Every Sunday at our parish, our priests offer a special blessing for those who are celebrating birthdays that week. All those who wish to receive the blessing come to the front of the church. Each week I am struck by the collection that comes forward. Very often the ages range from babies to the most senior in the crowd and everything in between. Sometimes little guys come up by themselves, tentatively approaching the front while someone unrelated and 40 years their senior moves aside to give them a spot. On the other side is a teenage girl, and then a mother holding a baby (is it the baby’s birthday or the mother’s—either way the picture is a beautiful one!). When all have arrived, Father begins this blessing:
Watch over these thy children, O Lord, as their days increase; bless and guide them wherever they may be keeping them unspoiled from the world. Strengthen then when they stand; comfort them when discouraged or sorrowful; raise them up if they fall; and in their hearts may Thy peace which passeth understanding abide all the days of their lives, through Jesus Christ our Lord. Amen
We are all children as we stand before God. And we all need to keep unspoiled from the world, to stand when our strength is failing. We all need comfort when sorrowful and to be raised up when we fall. And we all are in dire need of the “peace which passeth understanding” throughout our lives.
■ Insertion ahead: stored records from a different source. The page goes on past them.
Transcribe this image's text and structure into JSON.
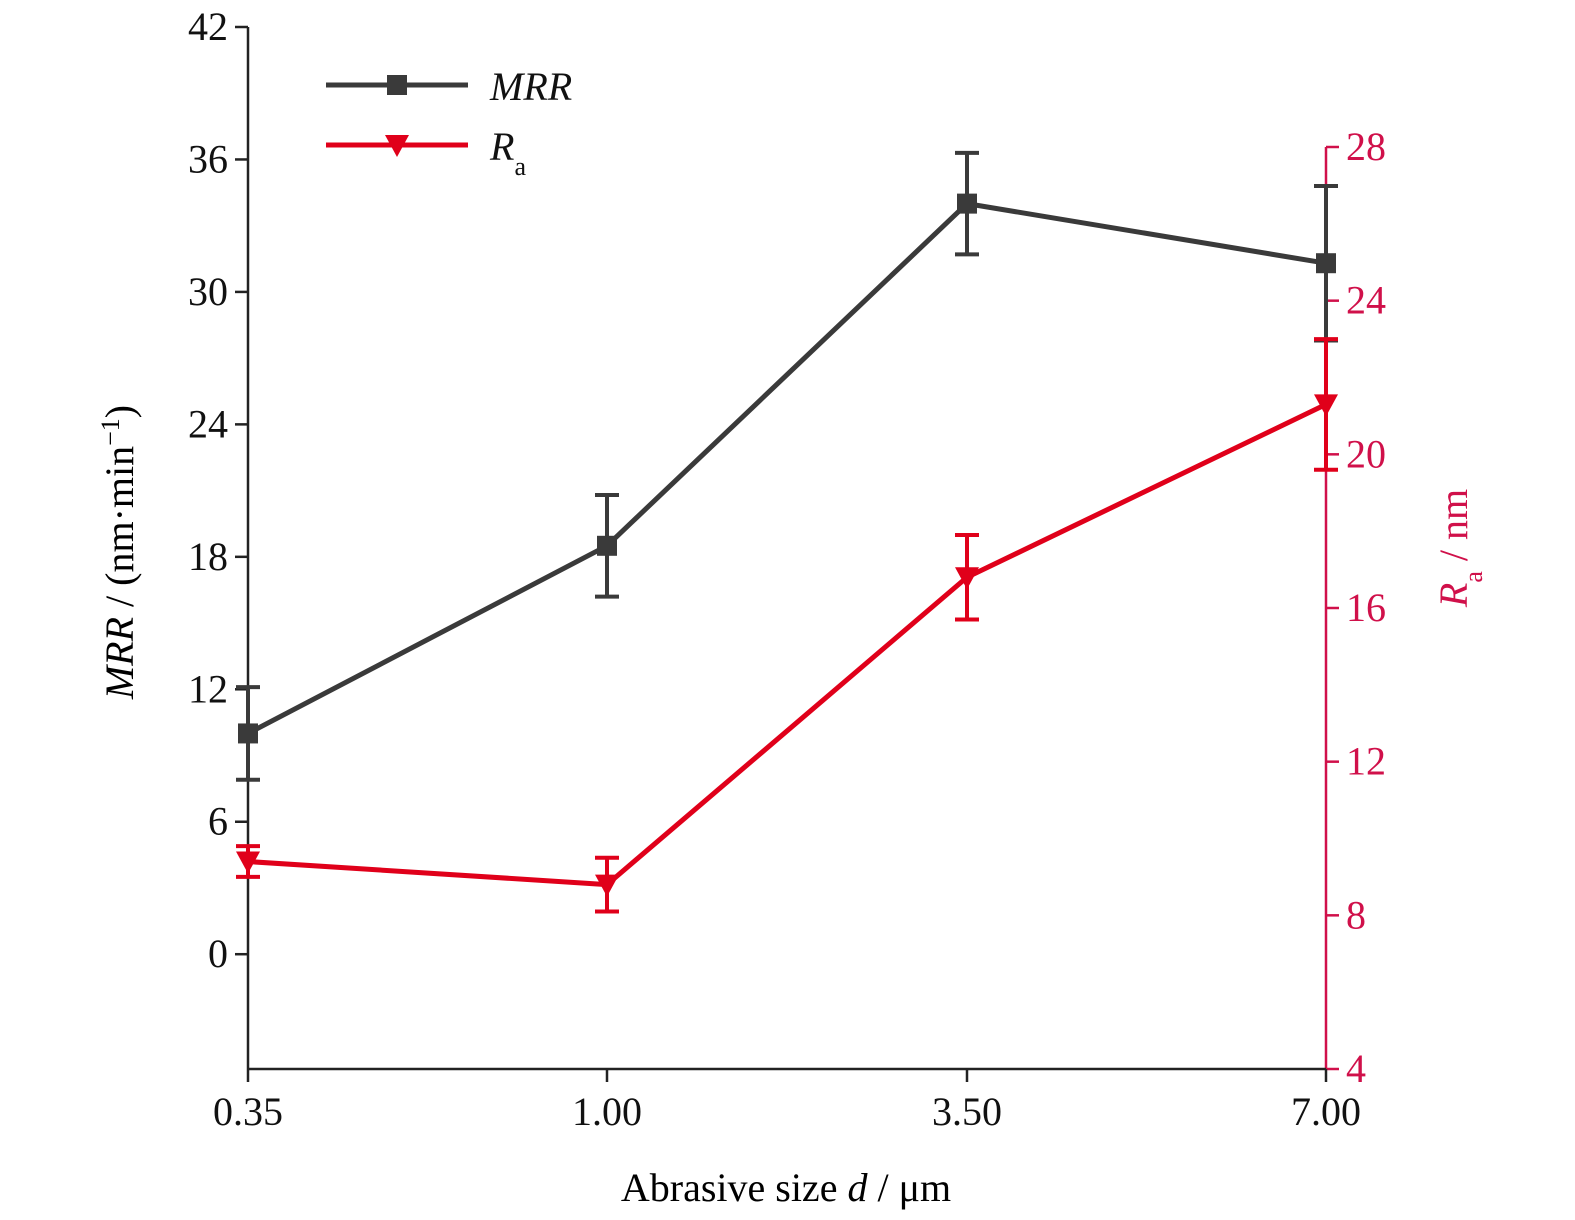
{
  "chart_data": {
    "type": "line",
    "xlabel_parts": [
      "Abrasive size ",
      "d",
      " / μm"
    ],
    "categories": [
      "0.35",
      "1.00",
      "3.50",
      "7.00"
    ],
    "y_left": {
      "label_parts": [
        "MRR",
        " / (nm·min",
        "−1",
        ")"
      ],
      "ylim": [
        -5.2,
        42
      ],
      "ticks": [
        0,
        6,
        12,
        18,
        24,
        30,
        36,
        42
      ],
      "tick_labels": [
        "0",
        "6",
        "12",
        "18",
        "24",
        "30",
        "36",
        "42"
      ]
    },
    "y_right": {
      "label_parts": [
        "R",
        "a",
        " / nm"
      ],
      "ylim": [
        4,
        28
      ],
      "ticks": [
        4,
        8,
        12,
        16,
        20,
        24,
        28
      ],
      "tick_labels": [
        "4",
        "8",
        "12",
        "16",
        "20",
        "24",
        "28"
      ]
    },
    "series": [
      {
        "name": "MRR",
        "axis": "left",
        "marker": "square",
        "color": "#3a3a3a",
        "values": [
          10.0,
          18.5,
          34.0,
          31.3
        ],
        "error": [
          2.1,
          2.3,
          2.3,
          3.5
        ]
      },
      {
        "name_parts": [
          "R",
          "a"
        ],
        "axis": "right",
        "marker": "triangle-down",
        "color": "#e0001a",
        "values": [
          9.4,
          8.8,
          16.8,
          21.3
        ],
        "error": [
          0.4,
          0.7,
          1.1,
          1.7
        ]
      }
    ],
    "legend_position": "top-left",
    "grid": false,
    "axis_colors": {
      "left": "#222222",
      "right": "#d0104a"
    }
  }
}
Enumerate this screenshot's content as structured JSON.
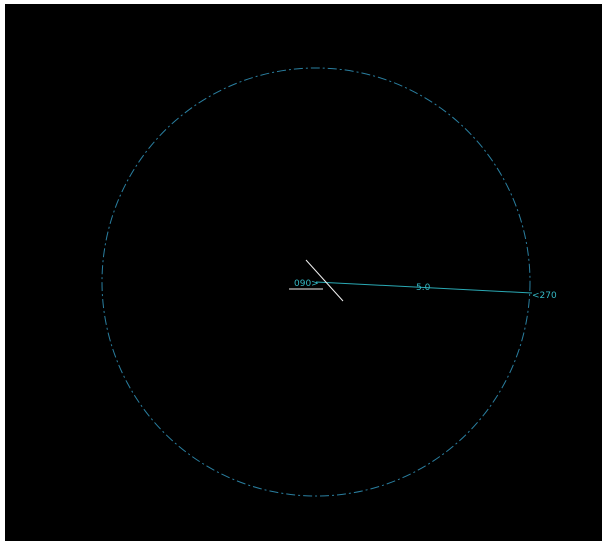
{
  "drawing": {
    "background_color": "#000000",
    "circle": {
      "color": "#2a7fa0",
      "line_style": "dash-dot"
    },
    "radius_line": {
      "color": "#2aa9b4",
      "dimension_text": "5.0"
    },
    "center_marker": {
      "color": "#f0f0f0",
      "label": "090>"
    },
    "edge_label": {
      "text": "<270"
    },
    "text_color": "#34b8c4"
  }
}
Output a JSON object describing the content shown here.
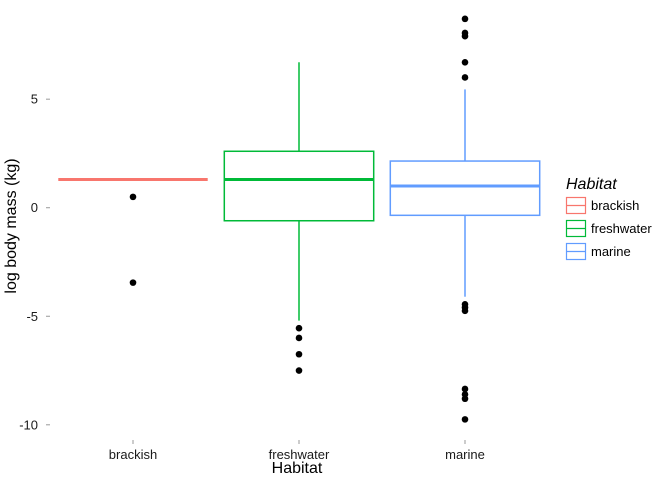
{
  "chart_data": {
    "type": "box",
    "xlabel": "Habitat",
    "ylabel": "log body mass (kg)",
    "ylim": [
      -10.7,
      9.2
    ],
    "yticks": [
      -10,
      -5,
      0,
      5
    ],
    "grid": false,
    "legend": {
      "title": "Habitat",
      "position": "right",
      "entries": [
        "brackish",
        "freshwater",
        "marine"
      ]
    },
    "categories": [
      "brackish",
      "freshwater",
      "marine"
    ],
    "colors": {
      "brackish": "#F8766D",
      "freshwater": "#00BA38",
      "marine": "#619CFF"
    },
    "boxes": [
      {
        "name": "brackish",
        "min": 1.3,
        "q1": 1.3,
        "median": 1.3,
        "q3": 1.3,
        "max": 1.3,
        "outliers": [
          0.5,
          -3.45
        ]
      },
      {
        "name": "freshwater",
        "min": -5.2,
        "q1": -0.6,
        "median": 1.3,
        "q3": 2.6,
        "max": 6.7,
        "outliers": [
          -5.55,
          -6.0,
          -6.75,
          -7.5
        ]
      },
      {
        "name": "marine",
        "min": -4.1,
        "q1": -0.35,
        "median": 1.0,
        "q3": 2.15,
        "max": 5.45,
        "outliers": [
          8.7,
          8.05,
          7.9,
          6.7,
          6.0,
          -4.45,
          -4.6,
          -4.75,
          -8.35,
          -8.6,
          -8.8,
          -9.75
        ]
      }
    ]
  }
}
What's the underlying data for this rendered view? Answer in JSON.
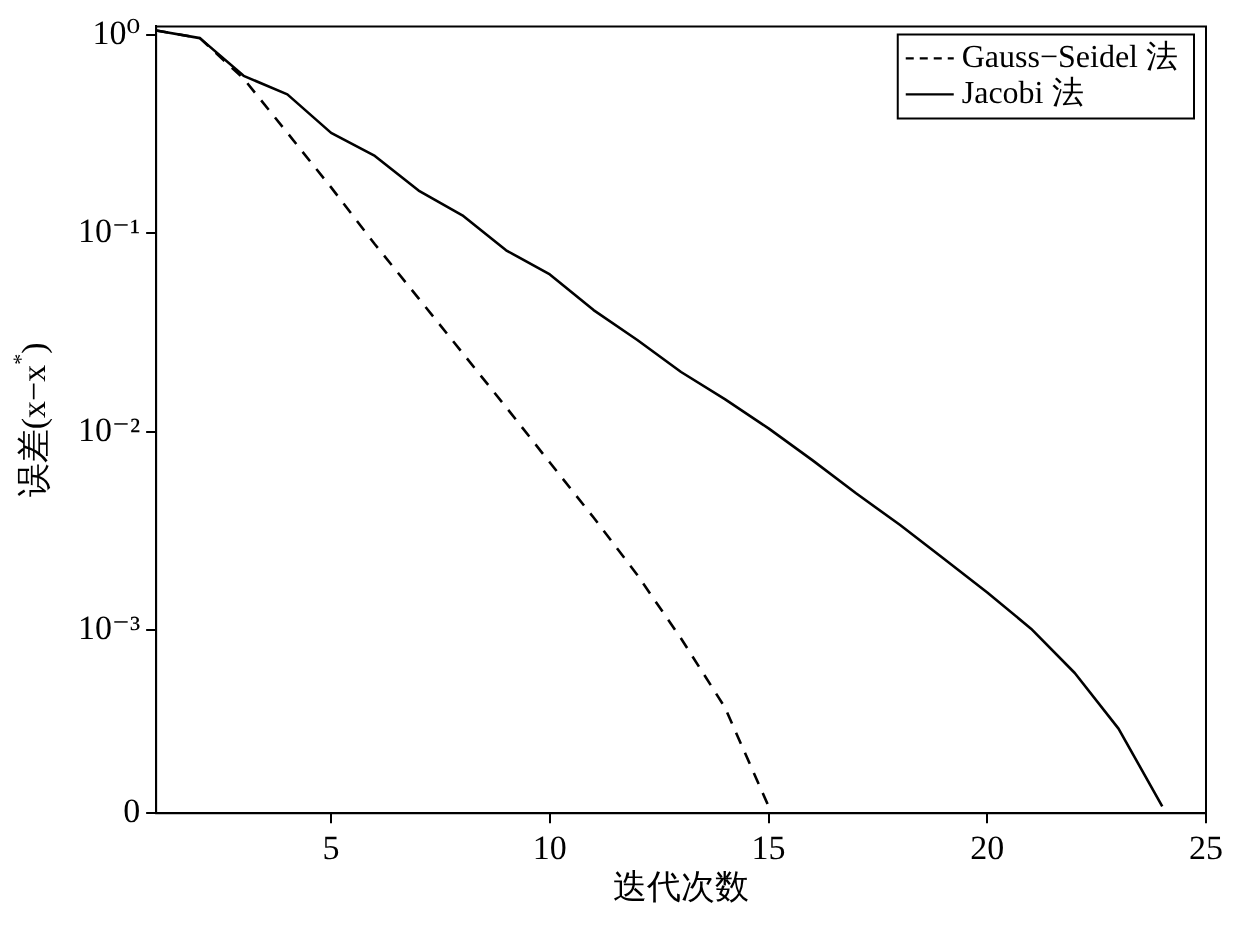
{
  "chart_data": {
    "type": "line",
    "xlabel": "迭代次数",
    "ylabel": "误差(x−x$^{*}$)",
    "log": "y",
    "xlim": [
      1,
      25
    ],
    "xticks": [
      5,
      10,
      15,
      20,
      25
    ],
    "ylim": [
      0.00012,
      1.1
    ],
    "yticks": [
      {
        "value": 0.00012,
        "label": "0"
      },
      {
        "value": 0.001,
        "label": "10⁻³"
      },
      {
        "value": 0.01,
        "label": "10⁻²"
      },
      {
        "value": 0.1,
        "label": "10⁻¹"
      },
      {
        "value": 1,
        "label": "10⁰"
      }
    ],
    "grid": false,
    "legend": "top right",
    "marker": "none",
    "series": [
      {
        "name": "Gauss−Seidel 法",
        "color": "#000000",
        "line_style": "dashed",
        "x": [
          1,
          2,
          3,
          4,
          5,
          6,
          7,
          8,
          9,
          10,
          11,
          12,
          13,
          14,
          15
        ],
        "values": [
          1.05,
          0.96,
          0.6,
          0.32,
          0.17,
          0.088,
          0.047,
          0.025,
          0.0133,
          0.007,
          0.0037,
          0.0019,
          0.00091,
          0.00041,
          0.00013
        ]
      },
      {
        "name": "Jacobi 法",
        "color": "#000000",
        "line_style": "solid",
        "x": [
          1,
          2,
          3,
          4,
          5,
          6,
          7,
          8,
          9,
          10,
          11,
          12,
          13,
          14,
          15,
          16,
          17,
          18,
          19,
          20,
          21,
          22,
          23,
          24
        ],
        "values": [
          1.05,
          0.96,
          0.62,
          0.5,
          0.32,
          0.245,
          0.164,
          0.123,
          0.082,
          0.062,
          0.041,
          0.029,
          0.02,
          0.0146,
          0.0104,
          0.0072,
          0.0049,
          0.0034,
          0.0023,
          0.00155,
          0.00102,
          0.00061,
          0.00032,
          0.00013
        ]
      }
    ]
  }
}
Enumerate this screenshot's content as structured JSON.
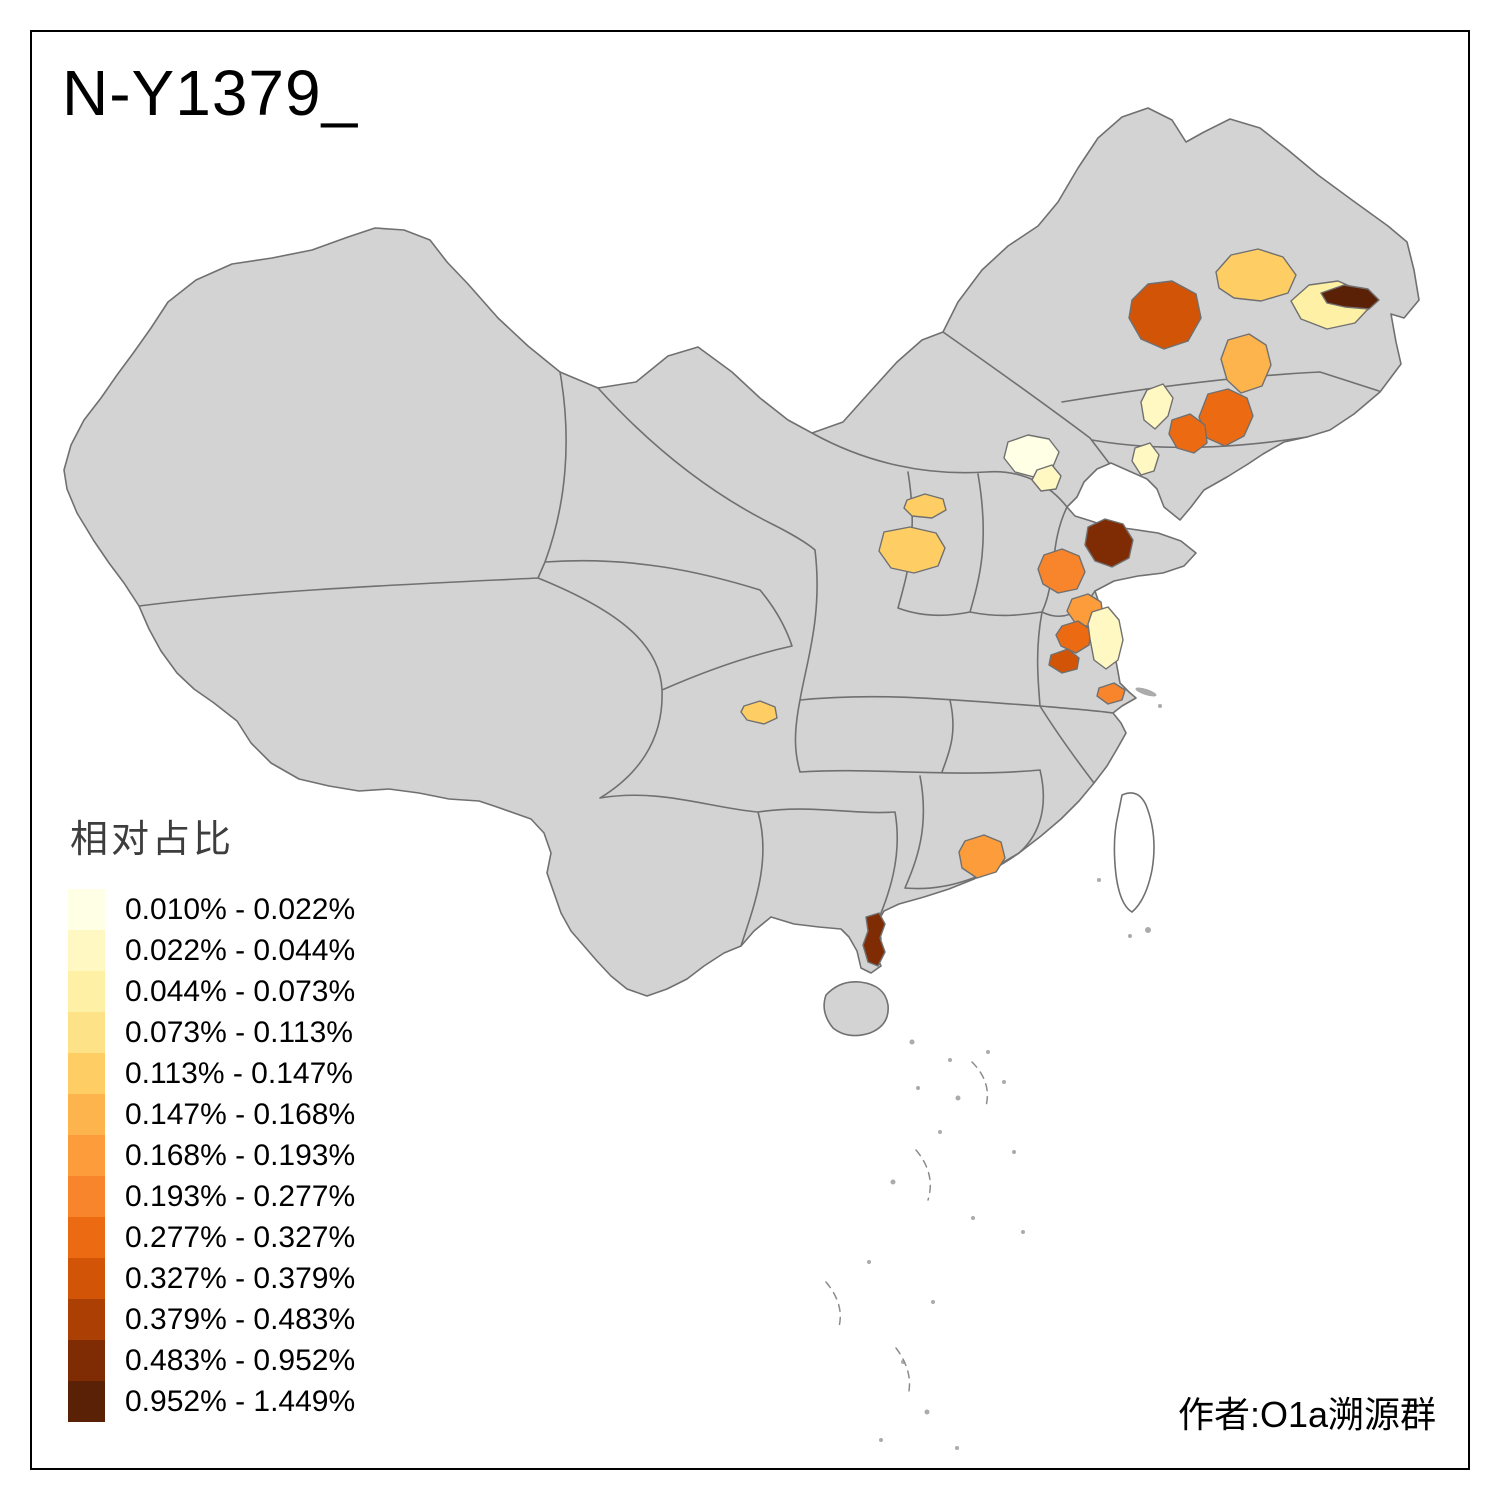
{
  "title": "N-Y1379_",
  "author": "作者:O1a溯源群",
  "legend": {
    "title": "相对占比",
    "items": [
      {
        "range": "0.010% - 0.022%",
        "color": "#FFFFE5"
      },
      {
        "range": "0.022% - 0.044%",
        "color": "#FFF8C2"
      },
      {
        "range": "0.044% - 0.073%",
        "color": "#FEF0A4"
      },
      {
        "range": "0.073% - 0.113%",
        "color": "#FEE287"
      },
      {
        "range": "0.113% - 0.147%",
        "color": "#FECE65"
      },
      {
        "range": "0.147% - 0.168%",
        "color": "#FEB44D"
      },
      {
        "range": "0.168% - 0.193%",
        "color": "#FD9C3B"
      },
      {
        "range": "0.193% - 0.277%",
        "color": "#F8842C"
      },
      {
        "range": "0.277% - 0.327%",
        "color": "#EC6B12"
      },
      {
        "range": "0.327% - 0.379%",
        "color": "#D25407"
      },
      {
        "range": "0.379% - 0.483%",
        "color": "#AC3F03"
      },
      {
        "range": "0.483% - 0.952%",
        "color": "#7F2C05"
      },
      {
        "range": "0.952% - 1.449%",
        "color": "#5B2106"
      }
    ]
  },
  "map": {
    "land_color": "#D3D3D3",
    "border_color": "#707070",
    "no_data_fill": "#FFFFFF",
    "island_dot_color": "#ABABAB",
    "dashed_line_color": "#8C8C8C"
  }
}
No one escapes suffering and sin. No one escapes the need for redemption.
There is another sight at our church that illustrates this great equalizer—our sin problem. That is the line for confession. It has the same look as the birthday blessing, though the babies and pre-schoolers are there only to stand by mom and dad. But those little ones who have reached the age of reason, the six or seven year olds, are standing next to the grown adults, the grandmothers, the fathers holding babies, the teenage boys, the newly married, the widowed and the young single adult. The powerful and the weak. The rich and the poor. Each and every one is there to fight their sin problem by owning up to their sins and seeking forgiveness from God through his instrument, the priest. Each one walks away cleansed from those sins with graces to begin to overcome them in the future.
No one escapes suffering and sin. No one escapes the need for redemption.
The last thing that each penitent hears before they leave the confessional is:
God the Father of mercies, through the Death and Resurrection of his Son, has reconciled the world to himself and sent the Holy Spirit among us for the forgiveness of sins; through the ministry of the Church may God give you pardon and peace, and I absolve you of your sins in the Name of the Father, and of the Son and of the Holy Spirit.
Thanks to our merciful God, everyone has access to the joy of being forgiven, to the hope for an eternal home, to the happiness that comes from being united to the God Who made us and for Whom we were made.
great post. ive never thought of sin as an equalizer, as the consequences of various sins vary so much. but in a sense of course you are right and its helpful to think of it this way!